Conexões Geopolíticas: Irã, EUA e o Eixo da Resistência

As ações dos Houthis estão inseridas em um contexto mais amplo de apoio ao Irã e à sua rede de influência regional. Fontes da agência Reuters haviam revelado dias antes, na quinta-feira passada, que o grupo estava em alerta máximo para fechar o Estreito de Bab el-Mandeb caso os Estados Unidos atacassem a infraestrutura de energia iraniana. Essa condição foi cumprida na noite de domingo, quando bombardeios dos EUA atingiram vários locais no sul do Irã, incluindo a cidade portuária de Bushehr, onde está a única usina nuclear civil do país, e a usina nuclear de Darkhovin, em construção, embora o Irã tenha contestado este último alvo.

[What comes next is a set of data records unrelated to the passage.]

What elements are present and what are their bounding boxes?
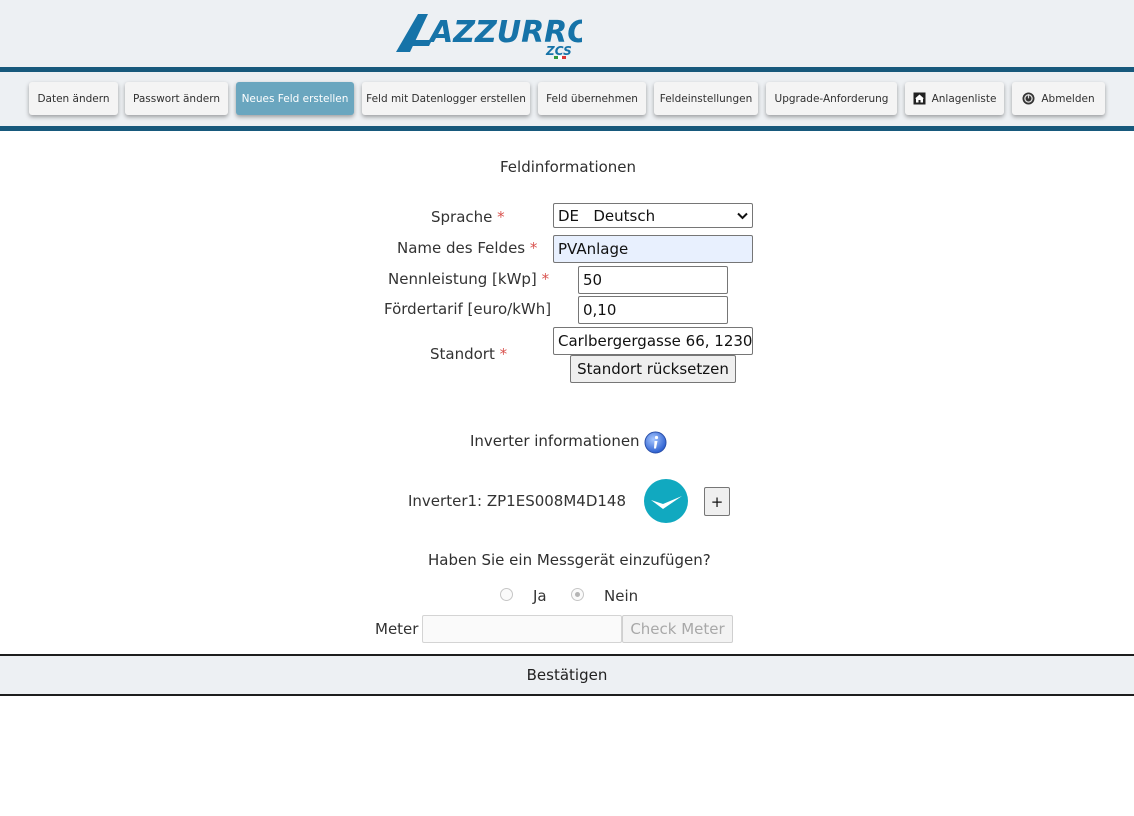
nominal-power-input[interactable]: 50: [578, 266, 728, 294]
nav-neues-feld-erstellen[interactable]: Neues Feld erstellen: [236, 82, 354, 115]
reset-location-button[interactable]: Standort rücksetzen: [570, 355, 736, 383]
meter-label: Meter: [375, 620, 419, 638]
nav-feldeinstellungen[interactable]: Feldeinstellungen: [654, 82, 758, 115]
nav-divider: [0, 126, 1134, 131]
meter-input[interactable]: [422, 615, 622, 643]
location-label: Standort *: [430, 345, 508, 363]
home-icon: [913, 92, 926, 105]
nav-anlagenliste[interactable]: Anlagenliste: [905, 82, 1004, 115]
info-icon[interactable]: [644, 431, 667, 454]
tariff-input[interactable]: 0,10: [578, 296, 728, 324]
confirm-button[interactable]: Bestätigen: [0, 654, 1134, 696]
meter-no-radio[interactable]: [571, 588, 584, 601]
location-input[interactable]: Carlbergergasse 66, 1230: [553, 327, 753, 355]
nav-abmelden[interactable]: Abmelden: [1012, 82, 1105, 115]
inverter-item-label: Inverter1: ZP1ES008M4D148: [408, 492, 627, 510]
form-title: Feldinformationen: [500, 158, 637, 176]
nominal-power-label: Nennleistung [kWp] *: [388, 270, 550, 288]
nav-upgrade-anforderung[interactable]: Upgrade-Anforderung: [766, 82, 897, 115]
check-meter-button[interactable]: Check Meter: [622, 615, 733, 643]
language-select[interactable]: DE Deutsch: [553, 203, 753, 228]
meter-yes-label: Ja: [533, 587, 547, 605]
nav-daten-aendern[interactable]: Daten ändern: [29, 82, 118, 115]
nav-feld-mit-datenlogger[interactable]: Feld mit Datenlogger erstellen: [362, 82, 530, 115]
header: AZZURRO ZCS: [0, 0, 1134, 67]
meter-no-label: Nein: [604, 587, 639, 605]
nav-passwort-aendern[interactable]: Passwort ändern: [125, 82, 228, 115]
add-inverter-button[interactable]: +: [704, 487, 730, 516]
field-name-label: Name des Feldes *: [397, 239, 538, 257]
nav-bar: Daten ändern Passwort ändern Neues Feld …: [0, 72, 1134, 126]
check-circle-icon: [644, 479, 688, 523]
field-name-input[interactable]: PVAnlage: [553, 235, 753, 263]
meter-question: Haben Sie ein Messgerät einzufügen?: [428, 551, 711, 569]
nav-feld-uebernehmen[interactable]: Feld übernehmen: [538, 82, 646, 115]
azzurro-logo[interactable]: AZZURRO ZCS: [396, 10, 582, 60]
tariff-label: Fördertarif [euro/kWh]: [384, 300, 552, 318]
inverter-title: Inverter informationen: [470, 432, 640, 450]
svg-text:ZCS: ZCS: [545, 44, 572, 58]
meter-yes-radio[interactable]: [500, 588, 513, 601]
language-label: Sprache *: [431, 208, 505, 226]
power-icon: [1022, 92, 1035, 105]
chevron-down-icon: [737, 212, 748, 219]
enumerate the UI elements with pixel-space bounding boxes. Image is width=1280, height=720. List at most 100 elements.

Em resposta aos ataques, o Irã solicitou formalmente à agência nuclear da ONU a condenação das ações americanas. A decisão de fechar o estreito, por sua vez, foi discutida entre a liderança iraniana e representantes Houthis, segundo fontes anônimas. Os Houthis afirmaram que os preparativos para atacar navios estavam concluídos, com mísseis e drones implantados na área da passagem, e que a decisão final sobre o fechamento seria controlada por representantes da Guarda Revolucionária Islâmica do Irã (IRGC) já presentes no Iêmen. Essa coordenação sublinha a proximidade entre o grupo iemenita e Teerã, que o considera parte de seu "Eixo da Resistência", junto a grupos como o Hezbollah libanês e milícias xiitas iraquianas. Embora os EUA acusem o Irã de fornecer armas, financiamento e treinamento aos Houthis, Teerã nega veementemente essas alegações.

Histórico Recente de Confrontos na Península Arábica

A recente escalada não é um evento isolado, mas sim a culminação de uma série de tensões crescentes entre os Houthis e a Arábia Saudita. Quatro dias antes do bloqueio, o líder do grupo no Iêmen, Abdul Malik al-Houthi, havia ameaçado que todas as instalações petrolíferas e vitais sauditas seriam alvo de mísseis e drones, caso Riad se envolvesse no conflito entre Irã e EUA. Essa ameaça foi precedida, na segunda-feira anterior, por um ataque de mísseis Houthis contra a Arábia Saudita, com o grupo acusando o reino de bombardear um aeroporto sob seu controle. Esse incidente marcou o fim de uma trégua de quatro anos no conflito entre as duas partes, sinalizando uma deterioração significativa na situação da segurança regional.

Perspectivas e Riscos de uma Crise Ampliada

A decisão dos petroleiros sauditas de mudar de rota no Mar Vermelho é um indicativo claro da gravidade das ameaças Houthis e da fragilidade da segurança na principal via marítima do comércio mundial de petróleo. A interrupção potencial do fluxo de energia através de Bab el-Mandeb, somada à já precária situação em Ormuz, projeta um cenário de profunda incerteza econômica e geopolítica. À medida que as conexões entre os ataques dos EUA no Irã e a resposta Houthi se tornam mais evidentes, a região do Oriente Médio se aproxima de um ponto de inflexão, com o risco de um conflito de proporções ainda maiores pairando sobre o cenário internacional e as cadeias de suprimento globais.